The grain is a cask, the question is capital
Maturing whisky is the largest tied-up asset in most distilleries: spirit filled years ago, still aging, not yet sellable. The dashboard’s job is to make that capital legible. Set the data grain at one row per cask, carrying fill date, cask type, current strength, current litres of pure alcohol after losses, and an age band. From there a calculated value field assigns a per-litre figure driven by age, cask and strength — older, sherry-matured, higher-strength stock is worth more per litre.
Use LOD expressions to value each cask exactly once: { FIXED [Cask ID] : ... } prevents the double counting that wrecks naive sums when a user pivots by warehouse or year. Measure first — agree the valuation rule with finance — and the visuals follow easily.
What the dashboard answers
Three questions earn their place. First, where is the capital? A treemap by age band and cask type shows concentration at a glance. Second, when does it unlock? A parameter for target age, compared against each cask’s maturation age, reveals how many litres cross twelve, fifteen or eighteen years each quarter — directly feeding bottling and cash-flow plans. Third, how is it trending? A cumulative view of laid-down versus matured stock shows whether you are building or drawing down inventory.
Publish to Tableau Cloud with row-level security so finance sees company-wide value while a site manager sees only their warehouse. Tableau Pulse can then deliver a monthly digest to finance — “stock reaching 12 years rose 8% this quarter” — in plain language, without anyone building a report. For the selection angle, see AI cask selection and inventory.
Where it breaks
Every figure on this dashboard rests on assumptions. The per-litre values are estimates, sensitive to market conditions you do not control; the future losses are projected from a variable angel’s share; and demand years out is genuinely unknown. A dashboard that prints one confident number invites bad decisions. Show the assumptions, let users flex them with parameters, and present value as a range. The dashboard’s strength is making capital visible and testable — not pretending the future is settled.
The bottom line
A maturing-stock dashboard in Tableau gives finance and production a shared, honest view of the asset that defines a whisky business: casks laid down long ago, slowly becoming sellable. Built on a clean per-cask grain with explicit valuation rules, it answers where the capital sits and when it unlocks.
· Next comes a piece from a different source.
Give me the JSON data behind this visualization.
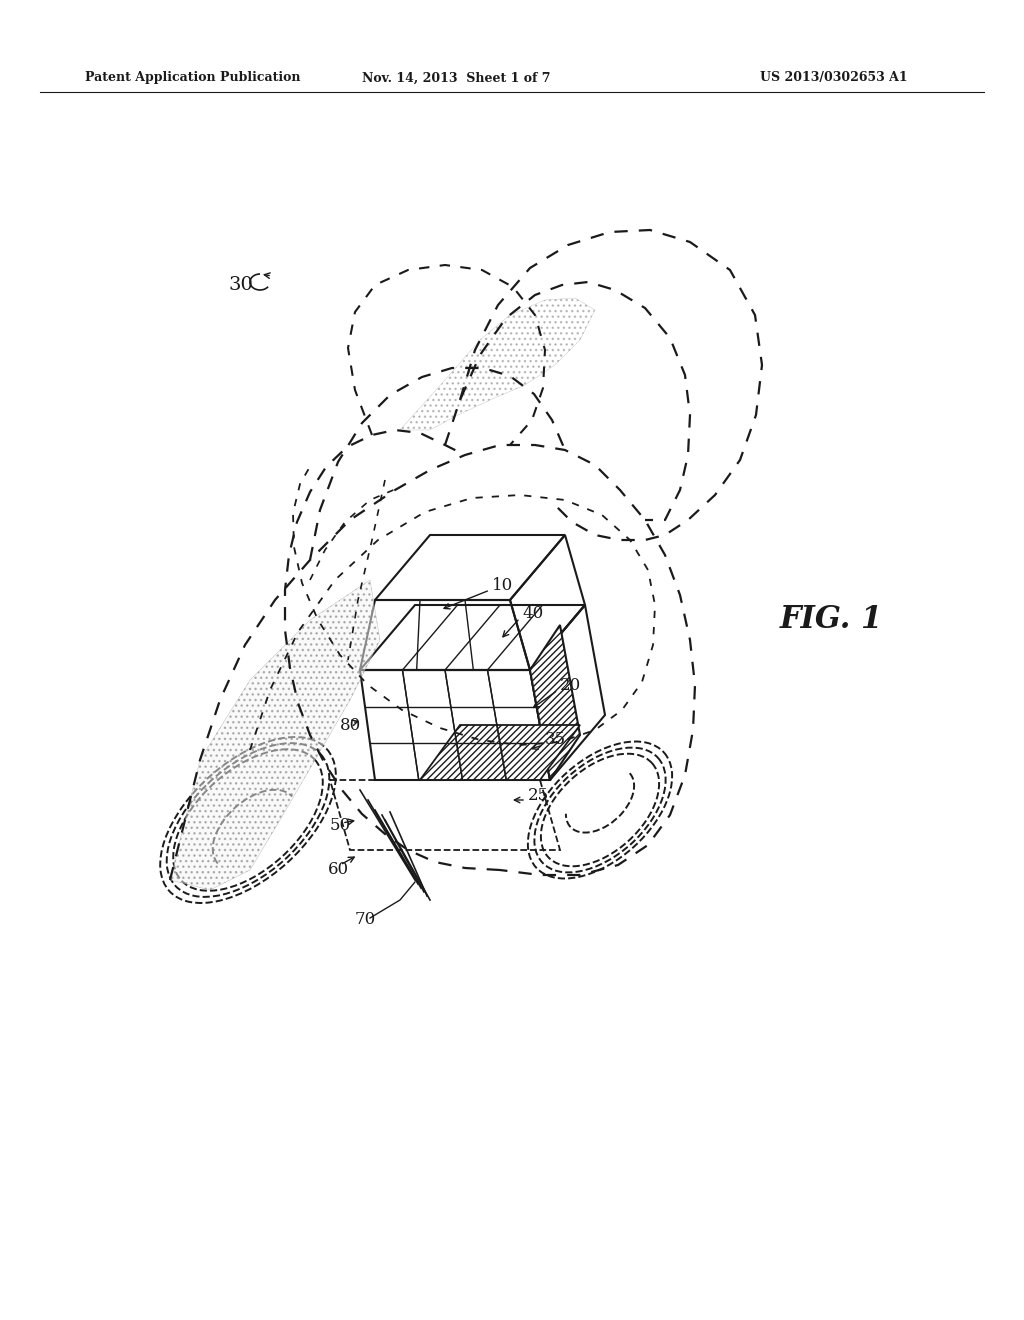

Keep the assumptions on the surface, treat long-range value as a scenario, and it becomes one of the most useful screens in the distillery.
Part of the Distilling & Maturation track. Related: AI cask selection and inventory.
Frequently asked questions
How do I value maturing whisky stock in Tableau? Build calculated fields that apply a per-litre value driven by age band, cask type and strength, then aggregate with LOD expressions so each cask is valued once before rolling up to warehouse and company totals.
Can the dashboard show which casks reach an age target? Yes. Use a parameter for the target age and a calculated field comparing it to each cask’s maturation age, so finance and production can see how much stock crosses a threshold in any given period.
Is the valuation reliable years ahead? Treat it as a scenario, not a forecast. Multi-year uncertainty in loss, market price and demand means the dashboard should show ranges and assumptions, not a single confident number.